Yu Jeong Jin
Division of Pediatric Cardiology, Department of Pediatrics, Asan Medical Center, College of Medicine, University of Ulsan, Seoul, Korea.
Korean J Pediatr. 2012 Mar;55(3):83-7. doi: 10.3345/kjp.2012.55.3.83. Epub 2012 Mar 16.
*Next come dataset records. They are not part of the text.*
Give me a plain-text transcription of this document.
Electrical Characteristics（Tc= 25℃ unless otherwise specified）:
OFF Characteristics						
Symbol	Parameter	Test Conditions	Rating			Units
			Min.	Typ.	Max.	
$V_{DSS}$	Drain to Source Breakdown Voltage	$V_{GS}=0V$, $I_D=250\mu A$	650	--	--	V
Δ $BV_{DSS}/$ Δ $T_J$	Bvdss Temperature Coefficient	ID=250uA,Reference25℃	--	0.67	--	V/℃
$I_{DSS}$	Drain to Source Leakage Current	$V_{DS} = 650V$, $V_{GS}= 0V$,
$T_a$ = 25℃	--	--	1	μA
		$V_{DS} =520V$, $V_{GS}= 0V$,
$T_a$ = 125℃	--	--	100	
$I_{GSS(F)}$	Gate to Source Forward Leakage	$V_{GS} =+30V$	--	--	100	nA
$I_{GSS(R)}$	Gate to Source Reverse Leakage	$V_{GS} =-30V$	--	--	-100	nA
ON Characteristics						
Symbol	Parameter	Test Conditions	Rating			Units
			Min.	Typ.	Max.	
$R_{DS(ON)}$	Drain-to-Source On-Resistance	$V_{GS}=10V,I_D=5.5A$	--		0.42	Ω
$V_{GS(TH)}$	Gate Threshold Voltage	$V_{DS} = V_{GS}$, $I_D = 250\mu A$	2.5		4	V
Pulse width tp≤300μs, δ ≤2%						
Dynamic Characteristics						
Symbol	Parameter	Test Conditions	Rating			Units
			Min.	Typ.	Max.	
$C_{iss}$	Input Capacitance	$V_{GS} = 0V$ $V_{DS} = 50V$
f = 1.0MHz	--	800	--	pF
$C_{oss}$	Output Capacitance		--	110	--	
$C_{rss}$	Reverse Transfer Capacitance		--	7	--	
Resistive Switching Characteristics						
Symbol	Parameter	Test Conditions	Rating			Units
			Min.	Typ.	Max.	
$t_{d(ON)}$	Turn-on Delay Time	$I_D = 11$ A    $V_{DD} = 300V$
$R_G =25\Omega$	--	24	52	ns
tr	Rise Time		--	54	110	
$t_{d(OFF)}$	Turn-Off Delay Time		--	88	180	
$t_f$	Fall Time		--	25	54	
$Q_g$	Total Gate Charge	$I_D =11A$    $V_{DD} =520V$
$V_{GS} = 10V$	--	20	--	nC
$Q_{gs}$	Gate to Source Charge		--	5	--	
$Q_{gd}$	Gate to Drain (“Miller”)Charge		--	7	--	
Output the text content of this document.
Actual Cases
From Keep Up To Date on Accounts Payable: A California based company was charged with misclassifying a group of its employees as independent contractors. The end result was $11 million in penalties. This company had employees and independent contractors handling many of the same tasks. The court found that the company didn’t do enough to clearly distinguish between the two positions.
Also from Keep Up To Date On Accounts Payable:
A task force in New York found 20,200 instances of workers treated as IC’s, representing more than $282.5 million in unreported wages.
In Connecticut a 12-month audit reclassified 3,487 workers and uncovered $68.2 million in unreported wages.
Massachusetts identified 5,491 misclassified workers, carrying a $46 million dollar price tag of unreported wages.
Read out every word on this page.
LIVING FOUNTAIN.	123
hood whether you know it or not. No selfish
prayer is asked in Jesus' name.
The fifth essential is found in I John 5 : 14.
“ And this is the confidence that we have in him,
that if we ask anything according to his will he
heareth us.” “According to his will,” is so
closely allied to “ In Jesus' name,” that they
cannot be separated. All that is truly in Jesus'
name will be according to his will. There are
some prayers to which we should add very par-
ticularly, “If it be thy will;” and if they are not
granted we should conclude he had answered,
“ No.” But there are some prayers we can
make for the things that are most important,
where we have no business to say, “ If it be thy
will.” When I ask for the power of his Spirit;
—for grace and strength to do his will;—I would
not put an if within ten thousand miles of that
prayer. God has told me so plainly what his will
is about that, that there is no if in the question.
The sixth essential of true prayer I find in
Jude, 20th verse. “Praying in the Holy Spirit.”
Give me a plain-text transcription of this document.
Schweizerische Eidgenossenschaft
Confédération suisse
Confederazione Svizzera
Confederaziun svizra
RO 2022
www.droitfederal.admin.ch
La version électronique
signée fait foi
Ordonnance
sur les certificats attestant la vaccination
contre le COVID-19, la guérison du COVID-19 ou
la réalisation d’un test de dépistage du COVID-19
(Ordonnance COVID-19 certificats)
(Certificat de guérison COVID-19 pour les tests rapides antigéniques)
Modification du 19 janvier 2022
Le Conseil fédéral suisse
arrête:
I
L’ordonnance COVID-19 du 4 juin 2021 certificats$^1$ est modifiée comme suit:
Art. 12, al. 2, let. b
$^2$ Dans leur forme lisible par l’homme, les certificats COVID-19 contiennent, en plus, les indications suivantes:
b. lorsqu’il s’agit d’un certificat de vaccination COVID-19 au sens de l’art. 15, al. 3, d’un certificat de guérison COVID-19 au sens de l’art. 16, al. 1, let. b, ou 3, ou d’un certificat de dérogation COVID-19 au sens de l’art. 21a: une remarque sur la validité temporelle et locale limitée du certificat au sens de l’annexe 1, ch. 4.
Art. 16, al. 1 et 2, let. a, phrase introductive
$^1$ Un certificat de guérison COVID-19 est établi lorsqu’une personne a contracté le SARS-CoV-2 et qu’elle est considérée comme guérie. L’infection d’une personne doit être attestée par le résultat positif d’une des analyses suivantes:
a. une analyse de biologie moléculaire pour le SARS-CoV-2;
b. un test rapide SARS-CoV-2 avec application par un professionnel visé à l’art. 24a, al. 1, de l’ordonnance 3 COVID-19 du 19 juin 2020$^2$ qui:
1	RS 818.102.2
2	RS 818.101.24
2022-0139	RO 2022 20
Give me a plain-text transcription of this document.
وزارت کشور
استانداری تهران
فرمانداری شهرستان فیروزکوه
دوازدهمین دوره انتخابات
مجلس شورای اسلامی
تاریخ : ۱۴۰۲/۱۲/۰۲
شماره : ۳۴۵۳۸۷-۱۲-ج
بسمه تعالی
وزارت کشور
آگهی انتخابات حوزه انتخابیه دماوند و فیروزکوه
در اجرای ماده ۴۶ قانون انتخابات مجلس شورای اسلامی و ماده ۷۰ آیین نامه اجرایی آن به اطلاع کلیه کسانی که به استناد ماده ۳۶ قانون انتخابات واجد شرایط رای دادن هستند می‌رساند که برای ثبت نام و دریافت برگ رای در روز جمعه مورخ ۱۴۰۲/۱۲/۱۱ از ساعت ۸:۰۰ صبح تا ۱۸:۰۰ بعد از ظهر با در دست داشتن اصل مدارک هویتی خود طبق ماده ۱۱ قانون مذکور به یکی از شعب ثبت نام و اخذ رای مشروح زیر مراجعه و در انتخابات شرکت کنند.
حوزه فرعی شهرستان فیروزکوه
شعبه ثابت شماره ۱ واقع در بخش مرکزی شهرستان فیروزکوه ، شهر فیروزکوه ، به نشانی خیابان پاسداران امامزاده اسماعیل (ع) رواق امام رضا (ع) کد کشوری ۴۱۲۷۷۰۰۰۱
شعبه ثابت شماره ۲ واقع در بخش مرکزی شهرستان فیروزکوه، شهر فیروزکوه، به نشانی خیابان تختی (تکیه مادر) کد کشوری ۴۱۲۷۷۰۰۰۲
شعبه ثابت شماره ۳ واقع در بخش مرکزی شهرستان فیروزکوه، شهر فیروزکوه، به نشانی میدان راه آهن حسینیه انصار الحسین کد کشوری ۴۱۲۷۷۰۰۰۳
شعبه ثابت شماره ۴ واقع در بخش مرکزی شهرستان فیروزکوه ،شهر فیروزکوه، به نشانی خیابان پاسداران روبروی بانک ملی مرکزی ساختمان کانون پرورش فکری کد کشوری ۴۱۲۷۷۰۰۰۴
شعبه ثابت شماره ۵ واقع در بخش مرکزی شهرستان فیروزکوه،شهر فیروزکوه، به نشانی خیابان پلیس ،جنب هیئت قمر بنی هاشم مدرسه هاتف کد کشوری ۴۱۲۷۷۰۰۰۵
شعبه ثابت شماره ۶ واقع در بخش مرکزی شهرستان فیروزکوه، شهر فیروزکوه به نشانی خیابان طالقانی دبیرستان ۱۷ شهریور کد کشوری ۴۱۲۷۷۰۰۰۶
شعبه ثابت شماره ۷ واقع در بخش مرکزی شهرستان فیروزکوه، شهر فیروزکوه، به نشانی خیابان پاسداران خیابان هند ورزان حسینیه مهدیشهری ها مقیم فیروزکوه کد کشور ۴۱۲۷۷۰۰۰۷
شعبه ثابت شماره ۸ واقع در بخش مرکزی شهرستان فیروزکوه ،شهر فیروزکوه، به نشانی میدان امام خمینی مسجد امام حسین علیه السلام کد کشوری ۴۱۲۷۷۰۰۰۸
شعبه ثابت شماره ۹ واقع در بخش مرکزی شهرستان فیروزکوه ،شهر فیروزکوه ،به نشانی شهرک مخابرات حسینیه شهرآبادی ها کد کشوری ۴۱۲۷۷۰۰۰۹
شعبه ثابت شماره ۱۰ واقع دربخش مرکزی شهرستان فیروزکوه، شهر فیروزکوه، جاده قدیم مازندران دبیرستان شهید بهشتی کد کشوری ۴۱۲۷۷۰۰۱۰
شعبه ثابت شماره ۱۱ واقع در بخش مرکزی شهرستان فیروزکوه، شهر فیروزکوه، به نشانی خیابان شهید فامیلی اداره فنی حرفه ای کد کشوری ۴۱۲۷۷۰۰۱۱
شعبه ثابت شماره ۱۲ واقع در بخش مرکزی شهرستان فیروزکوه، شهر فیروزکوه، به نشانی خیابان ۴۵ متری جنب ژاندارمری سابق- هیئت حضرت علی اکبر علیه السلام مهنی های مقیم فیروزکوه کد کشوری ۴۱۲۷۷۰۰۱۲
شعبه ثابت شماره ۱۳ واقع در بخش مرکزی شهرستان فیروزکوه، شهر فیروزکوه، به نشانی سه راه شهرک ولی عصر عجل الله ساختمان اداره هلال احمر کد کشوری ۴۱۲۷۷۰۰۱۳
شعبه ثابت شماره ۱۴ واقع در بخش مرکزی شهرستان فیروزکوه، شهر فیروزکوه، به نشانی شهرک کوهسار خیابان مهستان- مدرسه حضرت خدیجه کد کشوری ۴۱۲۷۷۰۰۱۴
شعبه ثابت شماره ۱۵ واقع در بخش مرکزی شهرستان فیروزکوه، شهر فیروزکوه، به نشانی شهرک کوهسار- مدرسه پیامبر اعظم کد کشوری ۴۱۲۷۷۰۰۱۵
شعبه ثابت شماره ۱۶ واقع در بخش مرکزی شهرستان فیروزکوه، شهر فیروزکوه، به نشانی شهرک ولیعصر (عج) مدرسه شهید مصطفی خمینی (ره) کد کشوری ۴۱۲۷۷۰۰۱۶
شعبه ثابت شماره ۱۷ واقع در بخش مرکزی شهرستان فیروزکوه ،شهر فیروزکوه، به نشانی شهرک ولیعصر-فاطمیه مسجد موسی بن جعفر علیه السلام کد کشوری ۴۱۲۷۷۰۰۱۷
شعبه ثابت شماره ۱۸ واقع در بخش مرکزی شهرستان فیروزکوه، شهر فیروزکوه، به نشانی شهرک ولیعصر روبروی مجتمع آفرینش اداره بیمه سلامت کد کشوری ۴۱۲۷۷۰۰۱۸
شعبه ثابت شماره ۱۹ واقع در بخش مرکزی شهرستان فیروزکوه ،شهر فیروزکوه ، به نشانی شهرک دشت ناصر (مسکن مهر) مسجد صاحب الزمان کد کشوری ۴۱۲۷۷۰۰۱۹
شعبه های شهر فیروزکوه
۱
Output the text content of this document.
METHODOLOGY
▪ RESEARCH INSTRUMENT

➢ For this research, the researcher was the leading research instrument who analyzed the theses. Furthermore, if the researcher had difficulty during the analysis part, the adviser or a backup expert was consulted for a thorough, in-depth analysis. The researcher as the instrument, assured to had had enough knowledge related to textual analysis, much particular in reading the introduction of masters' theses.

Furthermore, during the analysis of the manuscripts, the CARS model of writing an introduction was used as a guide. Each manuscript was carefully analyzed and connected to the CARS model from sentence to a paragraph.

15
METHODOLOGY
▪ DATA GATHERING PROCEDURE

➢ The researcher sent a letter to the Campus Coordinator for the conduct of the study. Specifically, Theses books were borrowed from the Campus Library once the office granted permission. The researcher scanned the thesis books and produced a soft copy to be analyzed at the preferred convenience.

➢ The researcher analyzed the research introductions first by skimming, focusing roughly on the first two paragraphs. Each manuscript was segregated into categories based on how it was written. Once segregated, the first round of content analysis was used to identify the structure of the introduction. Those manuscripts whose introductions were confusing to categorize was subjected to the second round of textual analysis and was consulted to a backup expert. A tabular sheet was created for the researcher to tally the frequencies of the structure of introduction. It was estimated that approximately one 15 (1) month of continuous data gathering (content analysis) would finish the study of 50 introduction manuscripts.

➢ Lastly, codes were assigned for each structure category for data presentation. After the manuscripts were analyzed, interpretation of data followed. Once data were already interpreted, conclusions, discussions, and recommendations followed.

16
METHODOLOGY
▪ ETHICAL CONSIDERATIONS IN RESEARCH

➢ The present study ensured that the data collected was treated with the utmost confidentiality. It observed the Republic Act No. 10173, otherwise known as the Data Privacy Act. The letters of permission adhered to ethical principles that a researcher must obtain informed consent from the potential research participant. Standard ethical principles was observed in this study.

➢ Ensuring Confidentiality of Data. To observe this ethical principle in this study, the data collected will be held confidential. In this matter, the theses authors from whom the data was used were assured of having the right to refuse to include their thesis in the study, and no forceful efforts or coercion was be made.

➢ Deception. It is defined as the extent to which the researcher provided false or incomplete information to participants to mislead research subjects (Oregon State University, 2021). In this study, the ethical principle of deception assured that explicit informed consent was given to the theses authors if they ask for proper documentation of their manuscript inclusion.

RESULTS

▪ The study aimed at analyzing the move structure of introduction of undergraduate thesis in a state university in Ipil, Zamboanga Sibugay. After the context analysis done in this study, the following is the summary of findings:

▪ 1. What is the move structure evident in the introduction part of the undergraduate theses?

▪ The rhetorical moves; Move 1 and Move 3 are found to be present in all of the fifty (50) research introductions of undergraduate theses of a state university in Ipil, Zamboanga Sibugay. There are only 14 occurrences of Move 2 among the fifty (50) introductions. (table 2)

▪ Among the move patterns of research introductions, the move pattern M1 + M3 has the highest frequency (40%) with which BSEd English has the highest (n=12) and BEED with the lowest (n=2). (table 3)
Several authors suggested that the clinical characteristics of incomplete presentation of Kawasaki disease are similar to those of complete presentation and that the 2 forms of presentation are not separate entities. Based on this suggestion, a diagnosis of incomplete Kawasaki disease in analogy to the findings of complete presentation is reasonable. Currently, the diagnosis of incomplete Kawasaki disease might be made in cases with fewer classical diagnostic criteria and with several compatible clinical, laboratory or echocardiographic findings on the exclusion of other febrile illness. Definition of incomplete presentation in which coronary artery abnormalities are included as a necessary condition, is restrictive and specific. The validity of the diagnostic criteria of incomplete presentation by the American Heart Association should be thoroughly tested in the immediate future.
几位作者认为,川崎病不完全表现的临床特征与完全表现相似,这两种表现形式并非独立的实体。基于这一观点,参照完全表现的结果对不完全川崎病进行诊断是合理的。目前,对于不完全川崎病的诊断可能适用于那些经典诊断标准较少,且在排除其他发热性疾病后有若干相符的临床、实验室或超声心动图检查结果的病例。将冠状动脉异常作为必要条件纳入其中的不完全表现的定义具有局限性和特异性。美国心脏协会关于不完全表现的诊断标准的有效性应在不久的将来进行全面检验。